What We Do

The Office of the Chief Information Officer (OCIO) serves the U.S. Department of Health and Human Services (HHS) by leading the development and implementation of an enterprise information technology (IT) across HHS. The office establishes and provides support for:

E-Government Initiatives

Coordinates HHS participation in, and the technical implementation of, all President’s Management Agenda e-Government Initiatives. HHS serves as the managing partner for two initiatives: Federal Health Architecture and Grants.gov and co-leads the Grants Management Line of Business.

IT Operations Management

Provides IT project management and oversight for all major IT projects that have enterprise importance.
Supports IT infrastructure for the Office of the Secretary (OS) and participating Operating Divisions (OpDivs) by offering and managing help desk and desktop support.
Provides support for the Secretary’s Command Center and continuity of operations planning.
Maintains an IT workforce development and training program to support an IT workforce that exhibits technical knowledge and expertise.

IT Investment Analysis

Coordinates the Department’s strategic planning, capital planning and investment control, budgeting and performance management processes for IT, and provides direct planning development and support to assure that Information Resources Management (IRM) plans support agency business planning and mission accomplishment.
Assesses risks that major information systems pose to performance of program operations and administrative business throughout the Department, develops risk assessment policies and standard operating procedures and tools, and uses program outcome measures to gauge the quality of Departmental IRM.

IT Security and Privacy

Develops, implements, and administers a business-centric and collaborative approach to effectively address the evolving cyber threat environment, increased sophistication of attacks, and rapid proliferation of health data resources without impeding or inhibiting OpDivs’ missions and business objectives.
Establishes strategic program goals geared towards deploying threat management and information protection capabilities and standards; strengthening the cybersecurity workforce; increasing stakeholder engagement; and offering secure solutions and enterprise services to Programs across HHS.
Monitors all Departmental systems development and operations for security and privacy compliance and provides advice and guidance to ensure compliance standards are included throughout system life cycle development.
Ensures access to innovative technologies and thought leadership that enable OCIO program objectives and allows HHS to provide better, more secure services to the public.
Develops, implements, and evaluates an industry-recognized cybersecurity training and awareness program that includes HHS CyberCARE and Healthy Technologies.
Establishes and leads the Computer Security Incident Response Center, the Department’s overall cybersecurity incident response/coordination center, and works through the Health Threat Operations Center in the monitoring, response, and mitigation of emerging cyber threats.
Maintains a consistent and current security and privacy impact assessment program and evaluates compliance of critical data and information for the Department.
Monitors and improves the overall quality of the Department’s privacy and information risk analyses, anticipates and responds to breaches of privacy information, and helps mature the information management functions within the OpDivs.
Develops, implements, and provides information managers and handlers privacy education and awareness trainings to reduce risk across the Department.

Performance Measurement

Evaluates major investments in IT, and is responsible for their subsequent periodic review based on performance measures.
Oversees and manages risks associated with major information systems and IT.
Reviews the Department’s information resources for fraud, waste, and abuse to avoid having redundant resources, in conformance with the Clinger-Cohen Act.

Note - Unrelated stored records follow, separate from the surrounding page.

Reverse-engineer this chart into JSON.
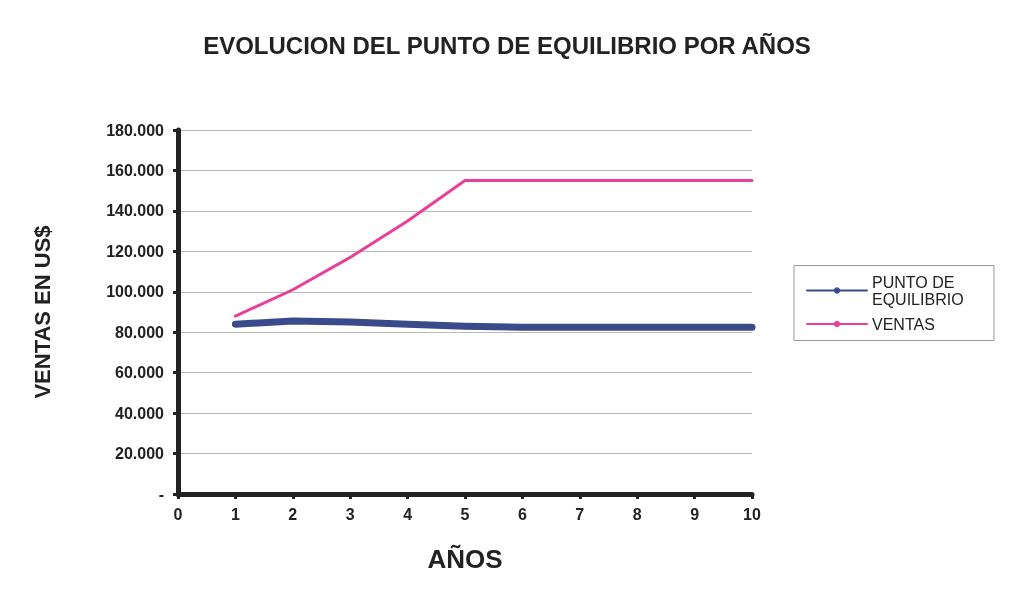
{
  "chart_data": {
    "type": "line",
    "title": "EVOLUCION DEL PUNTO DE EQUILIBRIO POR AÑOS",
    "xlabel": "AÑOS",
    "ylabel": "VENTAS EN US$",
    "x": [
      1,
      2,
      3,
      4,
      5,
      6,
      7,
      8,
      9,
      10
    ],
    "series": [
      {
        "name": "PUNTO DE EQUILIBRIO",
        "color": "#3a4a8a",
        "values": [
          84000,
          85500,
          85000,
          84000,
          83000,
          82500,
          82500,
          82500,
          82500,
          82500
        ]
      },
      {
        "name": "VENTAS",
        "color": "#e8409a",
        "values": [
          88000,
          101000,
          117000,
          135000,
          155000,
          155000,
          155000,
          155000,
          155000,
          155000
        ]
      }
    ],
    "xlim": [
      0,
      10
    ],
    "xticks": [
      0,
      1,
      2,
      3,
      4,
      5,
      6,
      7,
      8,
      9,
      10
    ],
    "ylim": [
      0,
      180000
    ],
    "yticks": [
      {
        "value": 0,
        "label": "-"
      },
      {
        "value": 20000,
        "label": "20.000"
      },
      {
        "value": 40000,
        "label": "40.000"
      },
      {
        "value": 60000,
        "label": "60.000"
      },
      {
        "value": 80000,
        "label": "80.000"
      },
      {
        "value": 100000,
        "label": "100.000"
      },
      {
        "value": 120000,
        "label": "120.000"
      },
      {
        "value": 140000,
        "label": "140.000"
      },
      {
        "value": 160000,
        "label": "160.000"
      },
      {
        "value": 180000,
        "label": "180.000"
      }
    ],
    "grid": "y",
    "legend": "right",
    "marker": "none",
    "line_style": "solid"
  }
}
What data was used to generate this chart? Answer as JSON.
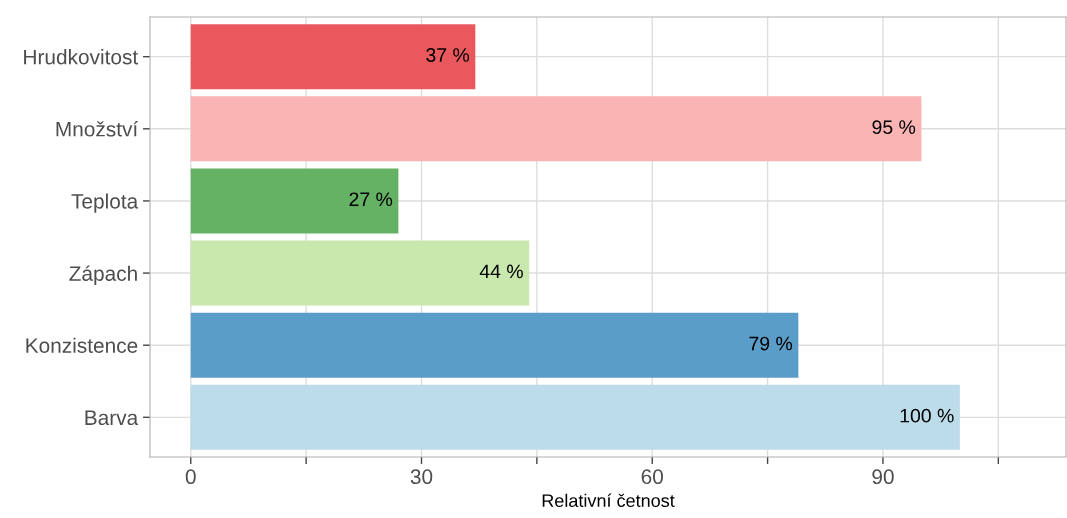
{
  "chart_data": {
    "type": "bar",
    "orientation": "horizontal",
    "xlabel": "Relativní četnost",
    "categories": [
      "Hrudkovitost",
      "Množství",
      "Teplota",
      "Zápach",
      "Konzistence",
      "Barva"
    ],
    "values": [
      37,
      95,
      27,
      44,
      79,
      100
    ],
    "value_labels": [
      "37 %",
      "95 %",
      "27 %",
      "44 %",
      "79 %",
      "100 %"
    ],
    "colors": [
      "#e8585c",
      "#fbb4b4",
      "#66b265",
      "#c9e8ae",
      "#5b9dc9",
      "#bddcea"
    ],
    "xlim": [
      -5.3,
      113.8
    ],
    "xticks": [
      0,
      {
        "value": 15,
        "label": null
      },
      30,
      {
        "value": 45,
        "label": null
      },
      60,
      {
        "value": 75,
        "label": null
      },
      90,
      {
        "value": 105,
        "label": null
      }
    ],
    "grid": true
  }
}
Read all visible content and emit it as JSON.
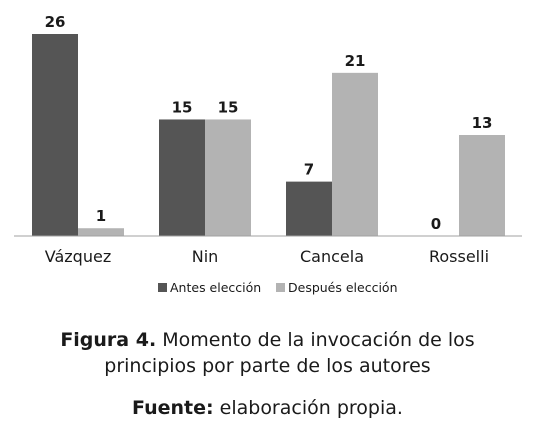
{
  "chart_data": {
    "type": "bar",
    "categories": [
      "Vázquez",
      "Nin",
      "Cancela",
      "Rosselli"
    ],
    "series": [
      {
        "name": "Antes elección",
        "values": [
          26,
          15,
          7,
          0
        ],
        "color": "#555555"
      },
      {
        "name": "Después elección",
        "values": [
          1,
          15,
          21,
          13
        ],
        "color": "#b3b3b3"
      }
    ],
    "ylim": [
      0,
      26
    ],
    "grid": false,
    "legend_position": "bottom",
    "data_labels": true
  },
  "caption": {
    "figure_label": "Figura 4.",
    "figure_text_line1": "Momento de la invocación de los",
    "figure_text_line2": "principios por parte de los autores",
    "source_label": "Fuente:",
    "source_text": "elaboración propia."
  }
}
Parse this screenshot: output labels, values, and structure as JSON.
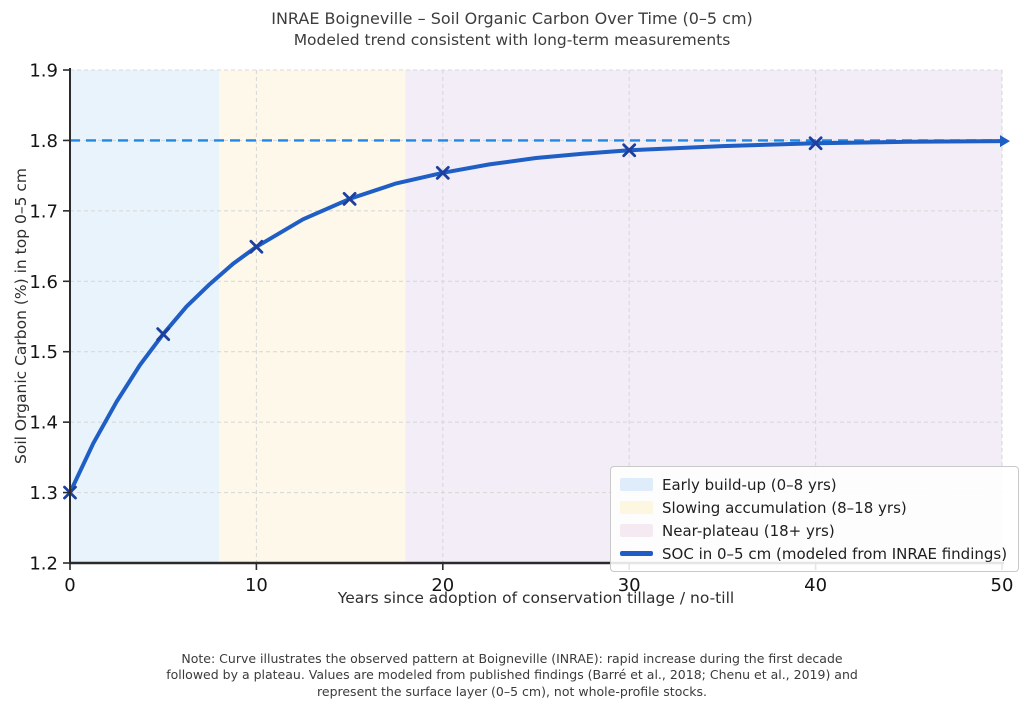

Policies to Provide Improved Management of Information Resources and Technology

Develops and coordinates IRM policies applicable across the Department and OS, including the creation, handling, storage, dissemination, and disposition of information.
Oversees HHS information collection, including development of Departmental policies, coordinating the Department’s information collection budget, and reviewing and certifying requests to collect information from the public.
Approves and reports on computer matching activities as required by law through the Departmental Data Integrity Board.
Manages the Departmental printing management, records management and mail management policy programs.
Works closely with the Chief Financial Officer, Chief Administrative Officer, Division leadership, OpDiv and Staff Division Chief Information Officers, and governance structures to have visibility throughout the planning, programming, and budgeting processes to assure understanding of the overall Departmental IT portfolio, IT budget and IT acquisitions, in conformance with the Federal Information Technology Acquisition Reform Act.

Strategic Development and Application of Information Systems and Infrastructure

Provides leadership in the planning, design, and evaluation of major Departmental projects and oversight through project rollout, and performs post-implementation performance assessments.
Provides data processing and communications equipment for OS and participating HHS OpDivs; implements, operates and maintains standard office automation applications running on the OS network.

Technology-Supported Business Process Reengineering

Leads the development and implementation of enterprise architecture across the Department.
Performs alternative analysis for key emerging and enabling technologies. Coordinates or directs pilot projects in these areas to establish proof of concept, confirm return on investment, or implement initial production implementations.
Produces and updates the Department’s five year IT Strategic Plan.